IV
Life goes up-stream—goes against the tendency to a static equilibrium in matter; decay and death go down. What is it in the body that struggles against poisons and seeks to neutralize their effects? What is it that protects the body against a second attack of certain diseases, making it immune? Chemical changes, undoubtedly, but what brings about the chemical changes? The body is a colony of living units called cells, that behaves much like a colony of insects when it takes measures to protect itself against its enemies. The body forms anti-toxins when it has to. It knows how to do it as well as bees know how to ventilate the hive, or how to seal up or entomb the grub of an invading moth. Indeed, how much the act of the body, in encysting a bullet in its tissues, is like the act of the bees in encasing with wax a worm in the combs!

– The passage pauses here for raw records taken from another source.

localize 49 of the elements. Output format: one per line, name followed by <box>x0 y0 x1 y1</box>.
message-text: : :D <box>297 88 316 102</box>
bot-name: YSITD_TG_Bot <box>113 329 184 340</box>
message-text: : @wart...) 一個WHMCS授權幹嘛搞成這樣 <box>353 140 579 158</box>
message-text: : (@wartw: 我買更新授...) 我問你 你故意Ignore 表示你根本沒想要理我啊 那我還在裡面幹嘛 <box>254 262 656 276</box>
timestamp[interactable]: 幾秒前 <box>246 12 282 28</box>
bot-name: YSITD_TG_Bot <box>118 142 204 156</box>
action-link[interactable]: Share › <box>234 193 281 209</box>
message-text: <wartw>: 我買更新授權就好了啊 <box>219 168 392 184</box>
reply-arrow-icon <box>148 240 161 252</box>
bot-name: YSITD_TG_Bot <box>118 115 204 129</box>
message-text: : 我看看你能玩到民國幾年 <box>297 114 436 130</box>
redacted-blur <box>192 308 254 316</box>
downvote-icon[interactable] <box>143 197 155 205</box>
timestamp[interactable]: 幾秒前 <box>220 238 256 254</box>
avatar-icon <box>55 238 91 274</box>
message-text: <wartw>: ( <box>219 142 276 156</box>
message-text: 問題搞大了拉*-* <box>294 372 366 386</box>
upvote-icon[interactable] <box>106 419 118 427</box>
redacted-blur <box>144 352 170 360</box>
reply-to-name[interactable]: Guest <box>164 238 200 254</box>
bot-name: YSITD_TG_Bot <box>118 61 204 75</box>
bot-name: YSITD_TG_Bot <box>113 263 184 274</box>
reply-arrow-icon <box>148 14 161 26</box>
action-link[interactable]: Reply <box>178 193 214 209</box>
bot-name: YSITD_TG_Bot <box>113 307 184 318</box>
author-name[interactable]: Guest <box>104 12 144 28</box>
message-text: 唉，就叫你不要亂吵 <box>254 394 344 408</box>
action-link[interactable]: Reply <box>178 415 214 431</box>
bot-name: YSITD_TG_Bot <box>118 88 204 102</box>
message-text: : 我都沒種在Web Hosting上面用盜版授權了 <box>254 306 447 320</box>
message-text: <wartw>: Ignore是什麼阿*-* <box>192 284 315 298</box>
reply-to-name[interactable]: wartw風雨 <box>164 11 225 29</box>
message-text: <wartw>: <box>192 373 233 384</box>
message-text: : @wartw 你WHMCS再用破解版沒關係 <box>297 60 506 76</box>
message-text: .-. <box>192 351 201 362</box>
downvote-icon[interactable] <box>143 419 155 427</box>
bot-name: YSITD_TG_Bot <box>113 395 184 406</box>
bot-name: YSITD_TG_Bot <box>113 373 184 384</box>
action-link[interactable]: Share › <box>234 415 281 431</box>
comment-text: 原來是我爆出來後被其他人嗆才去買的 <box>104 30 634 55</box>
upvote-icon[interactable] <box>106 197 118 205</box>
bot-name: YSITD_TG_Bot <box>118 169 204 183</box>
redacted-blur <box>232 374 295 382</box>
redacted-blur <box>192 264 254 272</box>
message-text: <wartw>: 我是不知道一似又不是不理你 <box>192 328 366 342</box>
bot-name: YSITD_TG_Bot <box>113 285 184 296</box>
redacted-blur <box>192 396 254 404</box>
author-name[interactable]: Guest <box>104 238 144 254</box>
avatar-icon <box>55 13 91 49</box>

What is that in the body which at great altitudes increases the number of red corpuscles in the blood, those oxygen-bearers, so as to make up for the lessened amount of oxygen breathed by reason of the rarity of the air? Under such conditions, the amount of haemoglobin is almost doubled. I do not call this thing a force; I call it an intelligence—the intelligence that pervades the body and all animate nature, and does the right thing at the right time. We, no doubt, speak too loosely of it when we say that it prompts or causes the body to do this, or to do that; it is the body; the relation of the two has no human analogy; the two are one.